Joined: Oct 14, 2004
Posts: 94
Originally posted by Linda Thomas:
(and couldn't make stored procedures for me)

don't use stored procedures unless it is absolutely necessary. It's not good architecturally. You may end up putting business logic all the way in database.

So my question, lol....
*************************************
If my program works, should I worry about the code not being as efficient and as elegant as it could be?
*************************************


In order to follow good programming practices, yes you should worry about your working code. thats what people talk about when they say refactoring. But then it depends on manager and organization that tehy want to run crappy code that breaks often or they want to run a good stable code that is maintainable, scalable and extendable.
Ilja Preuss
author
Sheriff

Joined: Jul 11, 2001
Posts: 14112
Originally posted by Udayan Patel:
In order to follow good programming practices, yes you should worry about your working code. thats what people talk about when they say refactoring.


Well, what those people (hell, at least me ) mean when they say that, typically is that you should worry about it *while* you are implementing the system. Refactoring is something that is better done every couple of seconds, not at the end of the project.

But then it depends on manager and organization that tehy want to run crappy code that breaks often or they want to run a good stable code that is maintainable, scalable and extendable.


Yes, that really is mainly a business decision that needs to be made by business people.
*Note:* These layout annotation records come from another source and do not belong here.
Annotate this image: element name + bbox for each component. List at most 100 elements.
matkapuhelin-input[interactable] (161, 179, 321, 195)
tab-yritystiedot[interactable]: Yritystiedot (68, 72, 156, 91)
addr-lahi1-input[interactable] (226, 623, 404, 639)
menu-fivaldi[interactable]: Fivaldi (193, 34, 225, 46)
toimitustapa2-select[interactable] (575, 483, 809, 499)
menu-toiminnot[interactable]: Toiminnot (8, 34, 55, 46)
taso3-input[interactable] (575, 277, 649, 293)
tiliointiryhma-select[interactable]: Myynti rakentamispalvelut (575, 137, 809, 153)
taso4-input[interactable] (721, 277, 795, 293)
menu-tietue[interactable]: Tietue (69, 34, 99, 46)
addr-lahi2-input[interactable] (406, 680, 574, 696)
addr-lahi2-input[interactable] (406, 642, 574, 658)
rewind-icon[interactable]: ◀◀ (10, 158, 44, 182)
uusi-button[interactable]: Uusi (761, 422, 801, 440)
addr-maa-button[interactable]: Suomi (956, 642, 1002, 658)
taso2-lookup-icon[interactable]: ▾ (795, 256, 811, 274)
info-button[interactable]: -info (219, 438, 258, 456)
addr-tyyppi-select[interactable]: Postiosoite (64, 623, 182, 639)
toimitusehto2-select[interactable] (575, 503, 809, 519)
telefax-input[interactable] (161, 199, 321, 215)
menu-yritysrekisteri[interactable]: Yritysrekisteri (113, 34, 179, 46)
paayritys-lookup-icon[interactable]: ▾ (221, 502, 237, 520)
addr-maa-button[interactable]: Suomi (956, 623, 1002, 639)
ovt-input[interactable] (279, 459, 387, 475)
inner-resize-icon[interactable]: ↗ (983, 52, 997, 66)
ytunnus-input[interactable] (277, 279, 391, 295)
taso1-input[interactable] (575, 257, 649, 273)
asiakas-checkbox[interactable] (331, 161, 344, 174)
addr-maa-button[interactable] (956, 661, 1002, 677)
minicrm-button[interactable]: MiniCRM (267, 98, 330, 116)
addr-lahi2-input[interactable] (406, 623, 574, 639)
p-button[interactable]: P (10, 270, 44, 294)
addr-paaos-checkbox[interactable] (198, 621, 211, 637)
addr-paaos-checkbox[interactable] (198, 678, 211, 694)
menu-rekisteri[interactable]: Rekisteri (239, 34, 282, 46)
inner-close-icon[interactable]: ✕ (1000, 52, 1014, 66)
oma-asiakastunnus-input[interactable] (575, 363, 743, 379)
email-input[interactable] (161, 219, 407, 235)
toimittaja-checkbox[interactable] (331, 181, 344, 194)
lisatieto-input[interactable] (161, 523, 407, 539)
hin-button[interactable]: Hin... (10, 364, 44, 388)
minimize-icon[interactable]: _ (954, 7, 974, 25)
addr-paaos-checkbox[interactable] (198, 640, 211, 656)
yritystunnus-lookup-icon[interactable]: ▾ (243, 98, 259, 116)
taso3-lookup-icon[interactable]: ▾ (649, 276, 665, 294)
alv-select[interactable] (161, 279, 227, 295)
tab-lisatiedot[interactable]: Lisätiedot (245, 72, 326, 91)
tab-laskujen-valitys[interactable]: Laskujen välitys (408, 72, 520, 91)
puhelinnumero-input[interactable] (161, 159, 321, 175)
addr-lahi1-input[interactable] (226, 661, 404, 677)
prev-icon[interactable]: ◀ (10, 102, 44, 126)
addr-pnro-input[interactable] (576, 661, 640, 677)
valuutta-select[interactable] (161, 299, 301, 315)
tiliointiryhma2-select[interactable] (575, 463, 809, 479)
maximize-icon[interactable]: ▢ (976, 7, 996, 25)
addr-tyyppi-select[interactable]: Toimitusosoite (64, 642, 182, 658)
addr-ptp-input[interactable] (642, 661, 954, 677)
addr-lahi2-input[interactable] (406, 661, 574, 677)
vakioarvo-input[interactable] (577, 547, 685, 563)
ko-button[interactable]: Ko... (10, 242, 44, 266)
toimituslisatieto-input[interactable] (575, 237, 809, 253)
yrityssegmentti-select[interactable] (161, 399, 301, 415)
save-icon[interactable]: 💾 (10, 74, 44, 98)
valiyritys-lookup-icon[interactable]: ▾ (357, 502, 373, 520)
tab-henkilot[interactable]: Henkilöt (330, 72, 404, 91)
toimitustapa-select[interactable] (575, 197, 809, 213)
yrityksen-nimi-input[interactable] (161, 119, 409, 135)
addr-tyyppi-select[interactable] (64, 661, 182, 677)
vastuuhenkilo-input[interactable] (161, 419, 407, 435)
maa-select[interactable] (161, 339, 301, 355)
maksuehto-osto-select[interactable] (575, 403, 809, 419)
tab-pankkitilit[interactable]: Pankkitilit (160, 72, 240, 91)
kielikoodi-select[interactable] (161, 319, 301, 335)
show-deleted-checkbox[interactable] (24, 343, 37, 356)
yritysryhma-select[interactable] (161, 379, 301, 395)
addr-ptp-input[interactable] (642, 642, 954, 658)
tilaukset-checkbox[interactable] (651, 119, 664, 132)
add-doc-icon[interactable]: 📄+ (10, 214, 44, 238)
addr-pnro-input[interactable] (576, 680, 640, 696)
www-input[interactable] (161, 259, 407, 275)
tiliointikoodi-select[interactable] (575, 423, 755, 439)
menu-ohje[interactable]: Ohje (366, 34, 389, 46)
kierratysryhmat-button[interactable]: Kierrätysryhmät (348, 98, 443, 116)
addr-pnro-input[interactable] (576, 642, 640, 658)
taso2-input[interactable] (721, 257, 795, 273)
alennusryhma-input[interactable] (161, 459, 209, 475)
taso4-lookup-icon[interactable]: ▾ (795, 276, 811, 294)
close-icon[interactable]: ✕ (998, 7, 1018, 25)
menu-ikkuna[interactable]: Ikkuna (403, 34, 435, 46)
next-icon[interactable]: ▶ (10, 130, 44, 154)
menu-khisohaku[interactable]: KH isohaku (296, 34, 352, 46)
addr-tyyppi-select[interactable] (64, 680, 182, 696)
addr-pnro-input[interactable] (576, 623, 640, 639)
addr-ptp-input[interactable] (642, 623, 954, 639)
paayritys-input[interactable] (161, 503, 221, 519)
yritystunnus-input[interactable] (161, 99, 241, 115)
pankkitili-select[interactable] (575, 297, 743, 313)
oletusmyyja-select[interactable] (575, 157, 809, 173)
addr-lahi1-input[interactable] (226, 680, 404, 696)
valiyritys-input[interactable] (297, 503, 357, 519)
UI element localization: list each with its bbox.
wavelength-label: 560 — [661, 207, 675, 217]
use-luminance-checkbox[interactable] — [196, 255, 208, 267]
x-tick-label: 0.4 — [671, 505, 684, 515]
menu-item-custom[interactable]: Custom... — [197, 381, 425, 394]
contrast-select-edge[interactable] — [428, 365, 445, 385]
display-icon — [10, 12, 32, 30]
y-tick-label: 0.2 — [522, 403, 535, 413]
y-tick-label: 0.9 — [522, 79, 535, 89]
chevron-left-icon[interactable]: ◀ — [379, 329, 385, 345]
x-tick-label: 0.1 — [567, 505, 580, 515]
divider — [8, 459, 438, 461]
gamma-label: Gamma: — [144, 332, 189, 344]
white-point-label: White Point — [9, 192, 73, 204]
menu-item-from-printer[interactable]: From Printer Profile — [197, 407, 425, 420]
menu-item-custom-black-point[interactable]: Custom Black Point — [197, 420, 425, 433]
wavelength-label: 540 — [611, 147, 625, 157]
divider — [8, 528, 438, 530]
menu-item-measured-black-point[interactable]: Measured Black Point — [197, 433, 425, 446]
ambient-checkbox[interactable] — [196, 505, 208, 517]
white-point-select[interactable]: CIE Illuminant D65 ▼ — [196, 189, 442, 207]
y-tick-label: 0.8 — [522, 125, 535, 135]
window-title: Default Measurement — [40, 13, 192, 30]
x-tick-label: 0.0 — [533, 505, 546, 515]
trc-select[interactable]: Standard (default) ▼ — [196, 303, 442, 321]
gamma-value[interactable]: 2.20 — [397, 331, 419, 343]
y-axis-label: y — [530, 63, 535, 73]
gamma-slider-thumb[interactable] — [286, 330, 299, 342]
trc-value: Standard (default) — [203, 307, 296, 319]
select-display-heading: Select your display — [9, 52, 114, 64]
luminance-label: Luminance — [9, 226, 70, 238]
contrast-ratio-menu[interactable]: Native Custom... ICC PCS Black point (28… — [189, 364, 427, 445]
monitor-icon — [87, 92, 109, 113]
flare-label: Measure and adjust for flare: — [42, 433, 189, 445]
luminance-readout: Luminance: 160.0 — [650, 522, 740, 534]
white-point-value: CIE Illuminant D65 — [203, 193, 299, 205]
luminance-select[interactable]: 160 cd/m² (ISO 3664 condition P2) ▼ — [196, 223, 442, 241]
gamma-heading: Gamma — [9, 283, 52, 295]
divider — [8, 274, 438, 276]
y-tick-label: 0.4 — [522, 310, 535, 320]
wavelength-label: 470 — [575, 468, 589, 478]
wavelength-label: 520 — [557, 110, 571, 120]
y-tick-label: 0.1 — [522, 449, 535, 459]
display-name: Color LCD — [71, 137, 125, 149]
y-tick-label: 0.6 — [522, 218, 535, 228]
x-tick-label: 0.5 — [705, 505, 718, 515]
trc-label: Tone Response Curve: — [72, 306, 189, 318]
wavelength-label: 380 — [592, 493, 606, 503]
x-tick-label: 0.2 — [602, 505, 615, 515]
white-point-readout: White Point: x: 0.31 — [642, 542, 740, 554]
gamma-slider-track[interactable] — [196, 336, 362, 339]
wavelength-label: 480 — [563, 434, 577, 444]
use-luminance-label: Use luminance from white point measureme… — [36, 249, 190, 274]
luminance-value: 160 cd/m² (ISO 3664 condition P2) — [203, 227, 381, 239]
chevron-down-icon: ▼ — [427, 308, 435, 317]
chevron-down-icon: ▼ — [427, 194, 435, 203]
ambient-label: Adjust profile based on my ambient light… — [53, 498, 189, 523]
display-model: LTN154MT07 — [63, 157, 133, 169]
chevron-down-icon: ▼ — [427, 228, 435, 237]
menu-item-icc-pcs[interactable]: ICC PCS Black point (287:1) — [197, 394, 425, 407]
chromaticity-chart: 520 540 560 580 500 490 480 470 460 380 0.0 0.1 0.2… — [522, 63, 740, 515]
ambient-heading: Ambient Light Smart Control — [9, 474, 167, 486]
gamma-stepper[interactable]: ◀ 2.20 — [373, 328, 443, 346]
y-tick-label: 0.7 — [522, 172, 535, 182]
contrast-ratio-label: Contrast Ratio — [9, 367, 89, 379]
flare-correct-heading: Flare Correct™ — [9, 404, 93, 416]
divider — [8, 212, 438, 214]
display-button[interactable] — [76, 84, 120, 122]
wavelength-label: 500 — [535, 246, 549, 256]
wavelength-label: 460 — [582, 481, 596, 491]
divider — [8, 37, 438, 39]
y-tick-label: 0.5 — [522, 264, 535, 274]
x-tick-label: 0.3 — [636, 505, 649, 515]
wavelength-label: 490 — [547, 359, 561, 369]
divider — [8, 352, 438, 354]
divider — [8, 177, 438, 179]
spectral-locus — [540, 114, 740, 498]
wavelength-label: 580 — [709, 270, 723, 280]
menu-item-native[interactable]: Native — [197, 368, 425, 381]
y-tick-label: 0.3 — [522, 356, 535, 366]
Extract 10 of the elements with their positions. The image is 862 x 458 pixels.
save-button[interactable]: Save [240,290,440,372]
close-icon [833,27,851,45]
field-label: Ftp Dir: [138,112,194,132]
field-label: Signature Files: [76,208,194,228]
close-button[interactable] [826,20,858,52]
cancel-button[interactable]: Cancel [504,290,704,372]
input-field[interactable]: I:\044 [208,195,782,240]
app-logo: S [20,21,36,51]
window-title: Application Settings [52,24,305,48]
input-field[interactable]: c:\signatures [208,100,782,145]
Perhaps the code really is stable enough now, and investing into changing it *now* would just be a waste.

That changes, of course, once you need to touch that code again, and refactoring helps you to understand it again, and to make it easier to incorporate changes.
Stan James
(instanceof Sidekick)
Ranch Hand

Joined: Jan 29, 2003
Posts: 8791
I have a tendancy to fiddle with code endlessly. I consider it a weakness and don't recommend it. It also happens fairly often that I read some code from several years ago and think, "Wow, I'd never come up with such a simple solution today," so I leave that stuff alone!


A good question is never answered. It is not a bolt to be tightened into place but a seed to be planted and to bear more seed toward the hope of greening the landscape of the idea. John Ciardi
Udayan Patel
Ranch Hand

Joined: Oct 14, 2004
Posts: 94
Originally posted by Ilja Preuss:


Refactoring is something that is better done every couple of seconds, not at the end of the project.


point well taken. But I also believe that, code changed with fresh set of eyes will be more effective refactoring than done frequently. It is always nice to revisit your code at the end of the day and see if there is any place where you can extract a method or convert your magic strings or numbers to constants.
Ilja Preuss
author
Sheriff

Joined: Jul 11, 2001
Posts: 14112
Originally posted by Udayan Patel:
I also believe that, code changed with fresh set of eyes will be more effective refactoring than done frequently. It is always nice to revisit your code at the end of the day and see if there is any place where you can extract a method or convert your magic strings or numbers to constants.


I agree to the amount that it's beneficial to have a kind of "mode switch", a time where you deliberately stop developing and explicitely look out for opportunities to refactor.

In my experience, though, it's better to have that more often than once a day - perhaps every time you finished a small task, just before you commit your changes to the shared repository, for example.

Personally, I prefer the practice of Test-Driven Development, where you switch every couple of minutes between writing a test, writing code to make it pass, and refactoring the code you just wrote. That doesn't mean that I don't take a closer look at the code at the other mentioned occasions, though.